Un coup de poker diplomatique de génie. Lundi 9 Septembre 2013, le ministre des Affaires Etrangères russe, Segueï Lavrov, a pris le monde par surprise en proposant de placer l’arsenal chimique syrien sous contrôle international. Il est même allé plus loin en demandant de détruire le stock de Damas et que la Syrie se joigne à la Convention pour l’interdiction des armes chimiques.

L’initiative de Moscou intervient à un moment crucial de la crise syrienne. En effet, le jour-même, les députés et sénateurs américains se réunissaient à Washington D.C. pour débattre sur la possibilité d’une intervention militaire. Barack Obama, qui donnait le Lundi même pas moins de 6 interviews à autant de chaînes différentes, a ainsi dû revoir ses plans. Le débat au Congrès sur les frappes a été reporté et pourrait avoir lieu à partir de la semaine prochaine. Si débat il y a ! La proposition russe offre un certain répit à l’administration Obama, qui affronte le scepticisme d’une opinion publique traumatisée par les guerres en Afghanistan et en Irak mais également la timidité des autres grandes puissances, à l’exception notable de la France.

La pression internationale est retombée d’un coup à la suite de la main tendue des Russes. Toutefois, la prudence est de mise concernant cette proposition. Alléchante sur le papier, elle paraît presque trop belle pour être vraie. Regardons en quoi elle pourrait mener à une résolution politique de la crise syrienne.

A) L'espoir d'une diplomatie enfin efficace

L’avantage le plus important de cette proposition tient dans son caractère légal et a priori sans incidence diplomatique. Plutôt que des frappes militaires qui seraient susceptibles de toucher la population civile, le projet russe devrait en principe se dérouler sans effusion de sang. Il consiste à placer l’intégralité du stock d’armes chimiques du régime syrien sous le contrôle de la communauté internationale. Ban Ki-moon, le secrétaire général sud-coréen des Nations Unies, s’est d’ailleurs montré enthousiaste à l’égard de cette perspective.
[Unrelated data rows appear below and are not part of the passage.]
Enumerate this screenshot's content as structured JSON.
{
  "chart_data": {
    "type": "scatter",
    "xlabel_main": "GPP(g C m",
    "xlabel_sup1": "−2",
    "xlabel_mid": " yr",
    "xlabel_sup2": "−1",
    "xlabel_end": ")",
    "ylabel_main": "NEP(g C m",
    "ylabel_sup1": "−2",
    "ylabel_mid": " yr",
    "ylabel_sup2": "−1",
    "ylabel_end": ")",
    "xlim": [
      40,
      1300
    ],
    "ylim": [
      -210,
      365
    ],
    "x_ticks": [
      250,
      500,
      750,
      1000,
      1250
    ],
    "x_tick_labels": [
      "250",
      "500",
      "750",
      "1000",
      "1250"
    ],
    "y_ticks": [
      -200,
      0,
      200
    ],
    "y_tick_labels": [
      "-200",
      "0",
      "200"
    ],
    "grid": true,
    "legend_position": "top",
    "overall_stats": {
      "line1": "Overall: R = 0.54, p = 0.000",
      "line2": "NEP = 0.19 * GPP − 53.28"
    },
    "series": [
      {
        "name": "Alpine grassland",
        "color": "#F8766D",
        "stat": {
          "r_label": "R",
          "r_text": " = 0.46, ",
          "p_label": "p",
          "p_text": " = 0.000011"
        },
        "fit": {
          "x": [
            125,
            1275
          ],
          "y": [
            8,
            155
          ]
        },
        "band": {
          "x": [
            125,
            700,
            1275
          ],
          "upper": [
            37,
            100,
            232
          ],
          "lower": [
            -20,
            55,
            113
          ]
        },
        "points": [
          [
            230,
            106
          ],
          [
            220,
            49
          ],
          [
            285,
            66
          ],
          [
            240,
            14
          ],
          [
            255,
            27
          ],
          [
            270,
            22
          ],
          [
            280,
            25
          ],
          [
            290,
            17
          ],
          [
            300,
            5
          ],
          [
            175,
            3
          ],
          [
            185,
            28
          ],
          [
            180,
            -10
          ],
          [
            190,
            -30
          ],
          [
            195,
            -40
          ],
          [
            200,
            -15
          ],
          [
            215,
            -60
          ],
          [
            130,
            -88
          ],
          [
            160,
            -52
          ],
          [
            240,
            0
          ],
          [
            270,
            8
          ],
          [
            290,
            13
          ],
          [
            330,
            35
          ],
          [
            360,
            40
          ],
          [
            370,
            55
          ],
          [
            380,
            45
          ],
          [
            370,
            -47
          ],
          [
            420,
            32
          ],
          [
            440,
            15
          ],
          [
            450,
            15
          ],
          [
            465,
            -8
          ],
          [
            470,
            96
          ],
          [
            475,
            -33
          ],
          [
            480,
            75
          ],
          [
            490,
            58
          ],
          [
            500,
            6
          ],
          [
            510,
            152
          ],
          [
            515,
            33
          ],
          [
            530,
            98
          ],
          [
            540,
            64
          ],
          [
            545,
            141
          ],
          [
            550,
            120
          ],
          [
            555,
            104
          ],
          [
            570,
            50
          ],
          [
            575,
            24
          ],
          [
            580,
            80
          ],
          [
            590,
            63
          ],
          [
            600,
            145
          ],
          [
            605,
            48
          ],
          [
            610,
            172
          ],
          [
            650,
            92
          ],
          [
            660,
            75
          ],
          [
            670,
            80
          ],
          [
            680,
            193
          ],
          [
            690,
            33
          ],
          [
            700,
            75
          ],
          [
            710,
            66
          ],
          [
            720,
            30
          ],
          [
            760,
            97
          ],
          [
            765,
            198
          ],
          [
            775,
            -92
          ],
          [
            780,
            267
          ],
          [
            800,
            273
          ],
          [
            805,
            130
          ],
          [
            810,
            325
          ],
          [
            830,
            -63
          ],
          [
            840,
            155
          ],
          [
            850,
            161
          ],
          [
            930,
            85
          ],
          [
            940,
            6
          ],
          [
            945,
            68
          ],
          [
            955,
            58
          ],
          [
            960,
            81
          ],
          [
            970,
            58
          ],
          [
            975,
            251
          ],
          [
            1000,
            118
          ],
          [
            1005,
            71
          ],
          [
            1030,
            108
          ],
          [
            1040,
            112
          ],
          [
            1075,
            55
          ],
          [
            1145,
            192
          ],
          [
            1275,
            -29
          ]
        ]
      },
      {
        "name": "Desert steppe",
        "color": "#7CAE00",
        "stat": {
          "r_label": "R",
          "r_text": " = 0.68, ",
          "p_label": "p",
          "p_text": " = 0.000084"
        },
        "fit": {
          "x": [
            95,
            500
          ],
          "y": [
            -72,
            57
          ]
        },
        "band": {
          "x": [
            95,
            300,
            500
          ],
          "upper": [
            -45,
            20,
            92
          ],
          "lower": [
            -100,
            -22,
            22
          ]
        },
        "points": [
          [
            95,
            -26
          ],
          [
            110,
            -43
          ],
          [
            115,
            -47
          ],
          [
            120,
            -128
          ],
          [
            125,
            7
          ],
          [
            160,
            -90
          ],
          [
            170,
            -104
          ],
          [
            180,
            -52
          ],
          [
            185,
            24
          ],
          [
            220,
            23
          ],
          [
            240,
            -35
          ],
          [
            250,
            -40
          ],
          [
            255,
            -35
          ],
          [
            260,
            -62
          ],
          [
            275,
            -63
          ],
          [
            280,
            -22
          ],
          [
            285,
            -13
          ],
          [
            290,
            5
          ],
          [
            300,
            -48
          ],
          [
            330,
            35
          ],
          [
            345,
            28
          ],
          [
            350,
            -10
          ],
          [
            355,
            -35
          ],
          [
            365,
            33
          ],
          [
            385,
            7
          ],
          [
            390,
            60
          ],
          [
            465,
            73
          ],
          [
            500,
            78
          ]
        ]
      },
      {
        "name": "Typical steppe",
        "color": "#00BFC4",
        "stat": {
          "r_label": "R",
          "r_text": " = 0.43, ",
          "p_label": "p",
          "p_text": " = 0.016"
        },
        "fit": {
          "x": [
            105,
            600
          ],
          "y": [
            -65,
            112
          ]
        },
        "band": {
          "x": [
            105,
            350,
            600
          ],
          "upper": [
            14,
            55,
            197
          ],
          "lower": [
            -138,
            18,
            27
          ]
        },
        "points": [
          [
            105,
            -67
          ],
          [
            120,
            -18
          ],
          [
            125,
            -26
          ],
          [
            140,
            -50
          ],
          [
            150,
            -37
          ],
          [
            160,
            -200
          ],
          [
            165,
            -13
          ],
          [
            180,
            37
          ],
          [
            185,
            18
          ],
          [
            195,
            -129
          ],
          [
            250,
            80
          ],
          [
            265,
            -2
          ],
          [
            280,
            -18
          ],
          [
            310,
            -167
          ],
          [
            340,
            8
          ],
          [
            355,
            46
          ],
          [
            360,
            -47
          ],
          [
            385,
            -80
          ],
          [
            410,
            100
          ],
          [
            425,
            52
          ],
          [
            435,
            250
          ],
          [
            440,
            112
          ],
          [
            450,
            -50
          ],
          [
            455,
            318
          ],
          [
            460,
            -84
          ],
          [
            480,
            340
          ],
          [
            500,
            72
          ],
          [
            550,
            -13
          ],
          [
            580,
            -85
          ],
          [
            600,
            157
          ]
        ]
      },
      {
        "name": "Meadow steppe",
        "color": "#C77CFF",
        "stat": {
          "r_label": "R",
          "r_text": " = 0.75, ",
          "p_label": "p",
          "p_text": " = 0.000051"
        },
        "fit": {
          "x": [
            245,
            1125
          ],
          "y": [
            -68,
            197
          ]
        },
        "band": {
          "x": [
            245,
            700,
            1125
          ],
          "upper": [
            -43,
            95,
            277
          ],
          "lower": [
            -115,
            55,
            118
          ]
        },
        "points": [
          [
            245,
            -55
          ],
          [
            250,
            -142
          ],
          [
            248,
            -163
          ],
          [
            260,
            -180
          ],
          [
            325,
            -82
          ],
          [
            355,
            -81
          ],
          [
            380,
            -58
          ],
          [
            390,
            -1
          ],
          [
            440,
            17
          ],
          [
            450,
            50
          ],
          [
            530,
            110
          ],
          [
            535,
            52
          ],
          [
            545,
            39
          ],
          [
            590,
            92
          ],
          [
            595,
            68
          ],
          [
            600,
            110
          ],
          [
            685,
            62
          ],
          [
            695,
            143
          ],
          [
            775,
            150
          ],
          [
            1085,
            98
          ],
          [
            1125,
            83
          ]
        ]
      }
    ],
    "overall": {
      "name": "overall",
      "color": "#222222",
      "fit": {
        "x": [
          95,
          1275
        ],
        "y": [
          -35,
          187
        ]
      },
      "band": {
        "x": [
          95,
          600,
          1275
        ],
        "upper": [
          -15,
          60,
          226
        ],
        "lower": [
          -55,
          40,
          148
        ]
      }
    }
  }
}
On le comprend : les frappes militaires envisagées, bien que potentiellement légales au niveau du droit international (voir notre partie sur la « responsabilité à protéger »), auraient défié l’autorité de la Russie et outrepassé le droit de veto russe au Conseil de Sécurité des Nations Unies. Autant dire qu’elles auraient accru la tension internationale, pourtant déjà à un niveau élevé. Selon la proposition russe, le Conseil de Sécurité voterait donc une résolution pour le contrôle puis la destruction des armes chimiques du régime de Damas. Ce qui équivaudrait à résoudre le problème de base – neutraliser l’arsenal chimique de Bachar – avec des moyens modérés, sans les risques multiples des frappes.

Par ailleurs, la réalisation de la proposition russe symboliserait une victoire de la diplomatie sur le recours à la force. Cela serait très souhaitable et renverrait l’image d’un Conseil de Sécurité capable de compromis et réussissant à travailler ensemble. Exit l’impasse diplomatique, place au succès des Nations Unies ! Les Etats-Unis et la France pourraient rentrer dans les rangs la tête haute, sans avoir eu à céder devant le manque d’entrain des autres puissances. Pour Laurent Fabius, le ministre des Affaires Etrangères de la France, il faut ainsi souligner que la « fermeté paie ». Et donc que la position intransigeante de la France et des Etats-Unis a forcé la main à une évolution de la diplomatie russe, qui avait toujours soutenu le régime de Bachar en s’opposant fermement aux plans des puissances occidentales.

B) Un grand vainqueur : Vladimir Poutine

Enfin, le grand gagnant de cette proposition ne serait pas Bachar el-Assad (même s’il bénéficie d’un cadeau de l’ange gardien russe) mais bien Vladimir Poutine. Comme l’explique parfaitement Arnaud Dubien, directeur de l’observatoire franco-russe, le Président russe a remarquablement manœuvré dans sa gestion de la crise syrienne. Par cette proposition, il se place d’abord comme un pion central de l’échiquier international. En évitant les frappes, il assure un contrôle relatif de la situation syrienne et donc empêche tout chaos que provoquerait un affaiblissement soudain du régime de Bachar. En effet, la Russie n’a aucun intérêt à ce que l’allié syrien tombe, étant donné le rôle de gendarme du Proche-Orient qu’occupe Bachar. Si ce dernier tombait ou devait prendre la fuite, il existe un important risque que des extrémistes sunnites prennent le pouvoir en Syrie.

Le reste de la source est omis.